As the street cliche goes, "How's that workin' for yah?"


While I will never understand my mother's (or teachers or other family members or even bishops and bosses) need to abuse, I can and do grasp the depth of the pain of those millions who have suffered abuse...in their family or in the wider society.


Indeed, my own participation in mini-dramas of abuse, not the imposition of legitimate sanctions, leaves me regarding those perpetrators with tragic pity more than with the scorn of previous decades.


...The retired female elementary principal so jealously enraged at being denied a treasured appointment who inflicted secretive revenge is one.


...The anal, perfectionistic high-school principal whose damning letter of reference displayed his own emptiness and fear.


...The mother desperately competing for the approval of her children who builds insurmountable walls between her children and their other parent.

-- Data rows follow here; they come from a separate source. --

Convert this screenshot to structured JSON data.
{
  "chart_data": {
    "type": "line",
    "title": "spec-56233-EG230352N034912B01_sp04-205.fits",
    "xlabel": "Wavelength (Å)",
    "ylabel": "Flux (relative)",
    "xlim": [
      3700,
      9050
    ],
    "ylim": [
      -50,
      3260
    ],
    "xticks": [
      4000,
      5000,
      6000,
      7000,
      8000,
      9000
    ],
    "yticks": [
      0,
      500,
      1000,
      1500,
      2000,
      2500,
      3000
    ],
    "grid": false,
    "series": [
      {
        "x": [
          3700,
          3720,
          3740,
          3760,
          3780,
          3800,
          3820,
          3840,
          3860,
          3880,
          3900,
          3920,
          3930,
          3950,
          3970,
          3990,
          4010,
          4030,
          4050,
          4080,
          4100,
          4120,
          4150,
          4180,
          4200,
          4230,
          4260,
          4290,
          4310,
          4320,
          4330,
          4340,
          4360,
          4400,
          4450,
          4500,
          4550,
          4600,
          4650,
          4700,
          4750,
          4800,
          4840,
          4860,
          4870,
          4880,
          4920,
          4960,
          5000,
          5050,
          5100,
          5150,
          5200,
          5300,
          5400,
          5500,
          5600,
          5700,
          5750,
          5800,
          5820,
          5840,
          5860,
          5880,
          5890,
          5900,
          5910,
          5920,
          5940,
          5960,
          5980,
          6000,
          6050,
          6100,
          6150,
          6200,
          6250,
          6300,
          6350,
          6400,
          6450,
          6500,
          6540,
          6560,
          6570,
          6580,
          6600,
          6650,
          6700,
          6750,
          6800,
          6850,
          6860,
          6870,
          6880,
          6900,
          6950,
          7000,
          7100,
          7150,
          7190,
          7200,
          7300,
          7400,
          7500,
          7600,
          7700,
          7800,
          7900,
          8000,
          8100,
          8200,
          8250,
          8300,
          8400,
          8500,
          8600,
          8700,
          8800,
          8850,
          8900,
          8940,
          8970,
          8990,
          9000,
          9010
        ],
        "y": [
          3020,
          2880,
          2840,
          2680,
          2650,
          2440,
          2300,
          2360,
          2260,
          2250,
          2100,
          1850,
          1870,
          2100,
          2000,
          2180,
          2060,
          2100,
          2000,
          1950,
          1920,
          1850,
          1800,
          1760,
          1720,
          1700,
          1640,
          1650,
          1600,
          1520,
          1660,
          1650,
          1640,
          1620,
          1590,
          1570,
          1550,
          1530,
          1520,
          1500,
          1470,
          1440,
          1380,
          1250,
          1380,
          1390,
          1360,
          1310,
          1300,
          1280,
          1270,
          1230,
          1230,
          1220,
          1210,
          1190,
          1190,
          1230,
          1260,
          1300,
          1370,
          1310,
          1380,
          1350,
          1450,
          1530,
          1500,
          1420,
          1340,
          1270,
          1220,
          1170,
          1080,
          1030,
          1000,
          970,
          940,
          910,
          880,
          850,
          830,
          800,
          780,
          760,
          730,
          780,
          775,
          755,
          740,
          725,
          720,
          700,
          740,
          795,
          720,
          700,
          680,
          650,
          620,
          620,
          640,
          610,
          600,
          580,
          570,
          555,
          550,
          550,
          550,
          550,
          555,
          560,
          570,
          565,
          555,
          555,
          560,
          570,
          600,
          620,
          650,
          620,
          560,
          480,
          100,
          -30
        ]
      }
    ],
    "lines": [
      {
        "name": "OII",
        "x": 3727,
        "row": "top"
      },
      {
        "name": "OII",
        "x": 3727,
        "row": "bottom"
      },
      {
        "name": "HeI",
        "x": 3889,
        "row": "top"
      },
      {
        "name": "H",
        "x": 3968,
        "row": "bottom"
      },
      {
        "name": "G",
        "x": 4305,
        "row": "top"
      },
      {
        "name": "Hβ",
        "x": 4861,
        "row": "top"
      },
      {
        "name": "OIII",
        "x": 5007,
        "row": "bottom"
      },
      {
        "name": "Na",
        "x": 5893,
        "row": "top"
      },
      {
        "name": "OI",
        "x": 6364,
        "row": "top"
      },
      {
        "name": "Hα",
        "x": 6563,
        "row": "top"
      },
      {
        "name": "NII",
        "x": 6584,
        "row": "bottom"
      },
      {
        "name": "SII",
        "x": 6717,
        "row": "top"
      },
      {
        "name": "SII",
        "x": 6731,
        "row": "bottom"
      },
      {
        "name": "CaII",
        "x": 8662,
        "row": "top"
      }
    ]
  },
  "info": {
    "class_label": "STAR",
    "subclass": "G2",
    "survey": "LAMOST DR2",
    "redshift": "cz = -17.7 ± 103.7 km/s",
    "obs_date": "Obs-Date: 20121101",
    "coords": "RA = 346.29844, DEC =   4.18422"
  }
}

...The clergy so married to the power of his own moral purity and adherence to God's will that he succumbed to the defamation of other people of a different faith.


...The woman so desperate for her own self to be restored to health that she admitted openly "destroying" whatever men crossed her path.

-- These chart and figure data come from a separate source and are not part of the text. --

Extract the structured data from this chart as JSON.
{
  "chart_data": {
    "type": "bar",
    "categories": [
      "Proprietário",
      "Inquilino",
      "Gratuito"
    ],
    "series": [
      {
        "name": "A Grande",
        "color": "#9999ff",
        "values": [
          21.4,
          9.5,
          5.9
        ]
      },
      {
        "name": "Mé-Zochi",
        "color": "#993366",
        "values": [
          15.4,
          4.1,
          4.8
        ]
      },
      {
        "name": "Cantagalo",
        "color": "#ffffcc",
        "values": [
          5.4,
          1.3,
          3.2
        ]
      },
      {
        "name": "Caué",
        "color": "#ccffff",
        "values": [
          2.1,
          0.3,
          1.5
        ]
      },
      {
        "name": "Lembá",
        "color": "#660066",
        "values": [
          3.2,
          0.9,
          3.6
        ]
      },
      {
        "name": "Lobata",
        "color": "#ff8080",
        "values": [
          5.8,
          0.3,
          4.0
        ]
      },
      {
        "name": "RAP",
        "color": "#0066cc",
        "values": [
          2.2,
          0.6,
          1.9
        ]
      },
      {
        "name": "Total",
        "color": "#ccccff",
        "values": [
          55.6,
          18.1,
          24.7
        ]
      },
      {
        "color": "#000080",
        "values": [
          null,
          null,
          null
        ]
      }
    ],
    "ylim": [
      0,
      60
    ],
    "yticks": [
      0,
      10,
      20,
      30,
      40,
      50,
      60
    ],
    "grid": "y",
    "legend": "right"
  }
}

...The corporate mogul so deeply embedded in what he knew was a superficial and seductive training model that he succumbed to the drug of alcohol.


...The clergy so desperate for public acclaim that he rushed to the national television cameras completely robed at the moment of a family crisis....


We each have a compendium of the weakest (and most to be pitied) among us. And we all know that we too share our own weaknesses, that most likely have and will render us worthy of such calling-out as we have done here.


It seems that our legal and ecclesial paths to "shame" those who behave inappropriately (sinfully) is about as effective in their lives as well as in the broader culture as a mask mandate in the midst of a global pandemic....not at all.


There is another option to repression and irate shaming. We are all more than the "victims" we have been and our better angels await our choice to join them in our shift in attitude and perception.


We can thank our abusers for showing us their vulnerability even if they did it in ways we wish had been very different.


None of us is "superior" or more morally pure than our abusers!